Composites manufacturing is making large-scale advances.

Imagine going to a car dealership and ordering a new vehicle custom-made to your specifications, but you don’t wait a month or more for delivery. Instead, you pick up the car very next day. Thanks to advances in 3-D printed composites, that scenario is close to reality. Using technology developed by the Manufacturing Systems Research Group at Oak Ridge National Laboratory (ORNL), at least one entrepreneur is preparing to launch a car-printing micro-factory and sales outlet.

3-D printing isn’t the only recent breakthrough in composites manufacturing. Industry, universities, government agencies and others throughout the world are exploring improved methods of composite fabrication. Whether they’re working on additive manufacturing, automated production, more precise machining or new methods of molding, the goal is to make composites manufacturing faster, more efficient and cost-effective.

Bigger and Better

ORNL researchers have been working on additive manufacturing for more than 20 years, but until five years ago the projects were all small-scale. “Almost all 3-D printers are in an oven, since they have to keep parts close to the glass transition temperature for plastics. Even for metal, you have to keep the parts really hot while you’re growing them,” says Lonnie Love, corporate fellow and group leader at the Department of Energy’s Manufacturing Demonstration Facility (MDF) at ORNL. Using ovens limited project size and required a lot of energy.
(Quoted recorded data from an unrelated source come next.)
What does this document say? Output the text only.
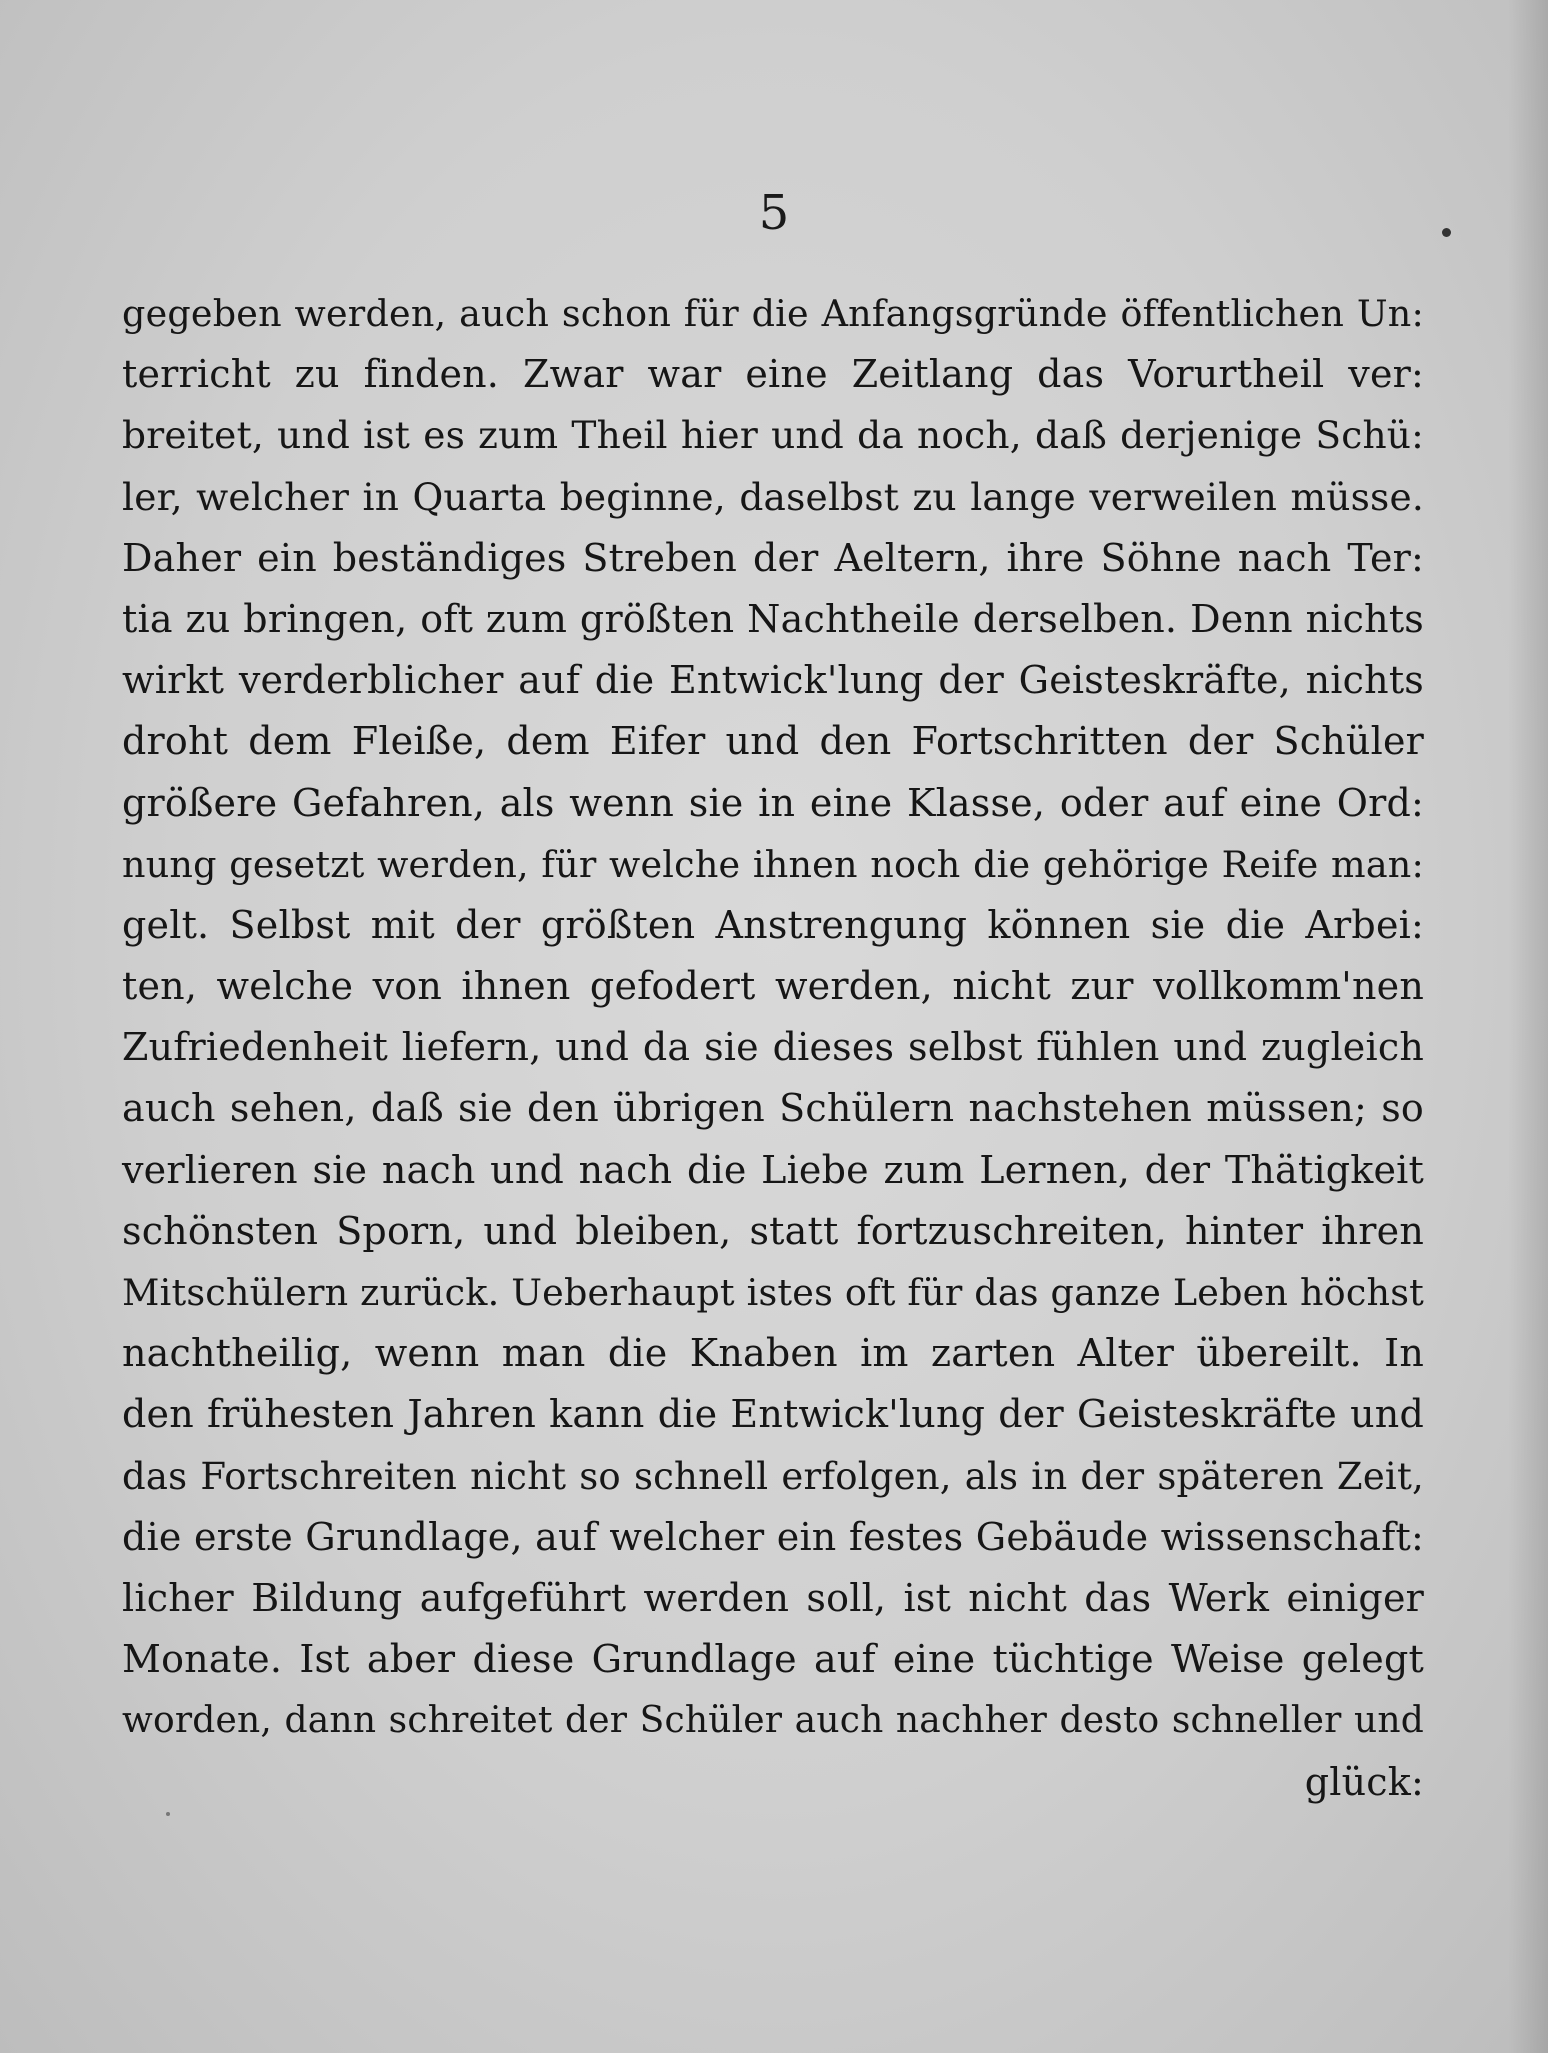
5
gegeben werden, auch schon für die Anfangsgründe öffentlichen Un:
terricht zu finden. Zwar war eine Zeitlang das Vorurtheil ver:
breitet, und ist es zum Theil hier und da noch, daß derjenige Schü:
ler, welcher in Quarta beginne, daselbst zu lange verweilen müsse.
Daher ein beständiges Streben der Aeltern, ihre Söhne nach Ter:
tia zu bringen, oft zum größten Nachtheile derselben. Denn nichts
wirkt verderblicher auf die Entwick'lung der Geisteskräfte, nichts
droht dem Fleiße, dem Eifer und den Fortschritten der Schüler
größere Gefahren, als wenn sie in eine Klasse, oder auf eine Ord:
nung gesetzt werden, für welche ihnen noch die gehörige Reife man:
gelt. Selbst mit der größten Anstrengung können sie die Arbei:
ten, welche von ihnen gefodert werden, nicht zur vollkomm'nen
Zufriedenheit liefern, und da sie dieses selbst fühlen und zugleich
auch sehen, daß sie den übrigen Schülern nachstehen müssen; so
verlieren sie nach und nach die Liebe zum Lernen, der Thätigkeit
schönsten Sporn, und bleiben, statt fortzuschreiten, hinter ihren
Mitschülern zurück. Ueberhaupt istes oft für das ganze Leben höchst
nachtheilig, wenn man die Knaben im zarten Alter übereilt. In
den frühesten Jahren kann die Entwick'lung der Geisteskräfte und
das Fortschreiten nicht so schnell erfolgen, als in der späteren Zeit,
die erste Grundlage, auf welcher ein festes Gebäude wissenschaft:
licher Bildung aufgeführt werden soll, ist nicht das Werk einiger
Monate. Ist aber diese Grundlage auf eine tüchtige Weise gelegt
worden, dann schreitet der Schüler auch nachher desto schneller und
glück:
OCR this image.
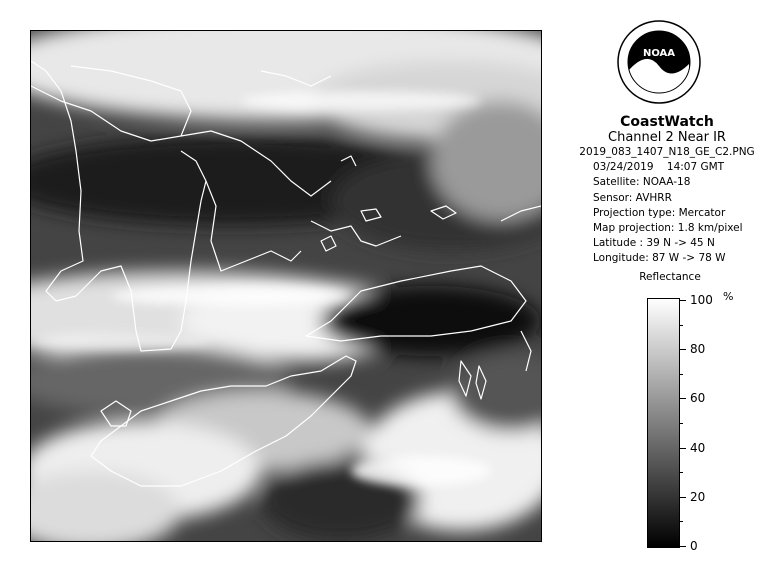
NOAA
CoastWatch
Channel 2 Near IR
2019_083_1407_N18_GE_C2.PNG
03/24/2019 14:07 GMT
Satellite: NOAA-18
Sensor: AVHRR
Projection type: Mercator
Map projection: 1.8 km/pixel
Latitude : 39 N -> 45 N
Longitude: 87 W -> 78 W
Reflectance
%
100
80
60
40
20
0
Then the researchers realized that carbon fiber could solve some of the technology’s fundamental problems. “When you put in carbon fiber, it not only increases the strength and stiffness, it also increases thermal conductivity and decreases the co-efficient of thermal expansion such that you no longer need the oven,” Love says. That eliminated all size constraints.
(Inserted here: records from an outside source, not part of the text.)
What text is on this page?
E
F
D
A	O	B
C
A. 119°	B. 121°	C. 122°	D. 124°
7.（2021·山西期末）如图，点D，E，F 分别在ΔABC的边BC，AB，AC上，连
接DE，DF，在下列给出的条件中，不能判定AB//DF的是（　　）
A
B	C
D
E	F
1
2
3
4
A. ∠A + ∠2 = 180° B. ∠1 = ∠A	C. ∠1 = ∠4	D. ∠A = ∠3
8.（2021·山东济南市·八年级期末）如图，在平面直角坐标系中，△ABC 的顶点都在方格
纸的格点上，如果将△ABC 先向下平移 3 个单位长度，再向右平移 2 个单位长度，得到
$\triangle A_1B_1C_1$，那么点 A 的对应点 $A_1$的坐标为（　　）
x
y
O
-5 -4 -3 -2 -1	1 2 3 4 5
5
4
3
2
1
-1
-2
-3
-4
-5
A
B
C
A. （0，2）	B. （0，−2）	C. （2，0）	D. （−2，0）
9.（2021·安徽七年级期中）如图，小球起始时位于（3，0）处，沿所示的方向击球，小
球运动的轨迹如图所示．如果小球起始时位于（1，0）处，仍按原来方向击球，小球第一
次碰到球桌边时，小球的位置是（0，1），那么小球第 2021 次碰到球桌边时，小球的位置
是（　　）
Using carbon fiber, a gantry system and additive manufacturing, ORNL successfully partnered with Lockheed Martin to print big molds for sheet metal forming and composite tooling. “We could make something in a day for thousands of dollars that typically would take months and cost hundreds of thousands of dollars,” says Love. BAAM (Big Area Additive Manufacturing) became a game-changer.
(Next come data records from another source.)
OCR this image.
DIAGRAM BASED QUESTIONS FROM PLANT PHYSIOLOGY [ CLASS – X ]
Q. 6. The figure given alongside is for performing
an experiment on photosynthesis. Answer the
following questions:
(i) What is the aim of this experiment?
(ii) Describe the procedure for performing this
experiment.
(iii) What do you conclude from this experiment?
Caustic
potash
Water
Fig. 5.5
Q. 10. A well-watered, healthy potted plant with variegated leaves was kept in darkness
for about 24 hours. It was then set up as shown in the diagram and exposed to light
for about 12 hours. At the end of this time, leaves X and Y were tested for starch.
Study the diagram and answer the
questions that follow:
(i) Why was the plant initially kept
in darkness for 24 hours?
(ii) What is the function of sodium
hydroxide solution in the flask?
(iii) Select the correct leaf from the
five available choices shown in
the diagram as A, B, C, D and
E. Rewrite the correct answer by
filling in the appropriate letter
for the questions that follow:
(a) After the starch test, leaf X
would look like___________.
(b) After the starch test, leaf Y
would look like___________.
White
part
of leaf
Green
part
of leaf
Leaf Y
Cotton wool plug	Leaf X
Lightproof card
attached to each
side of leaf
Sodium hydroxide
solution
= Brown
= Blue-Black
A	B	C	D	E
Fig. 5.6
In 2014, ORNL teamed with Cincinnati Inc., a build-to-order machine tool manufacturer, to adapt its laser cutting machine to additive manufacturing. They partnered with car manufacturer Local Motors and printed a composite car during the International Manufacturing Technology Show in September 2014. Cincinnati Inc. has since sold several of its additive printing systems to manufacturers in various industries, and Local Motors plans to sell 3-D printed cars this year at its microfactory across the street from the Manufacturing Demonstration Facility in Knoxville, Tenn.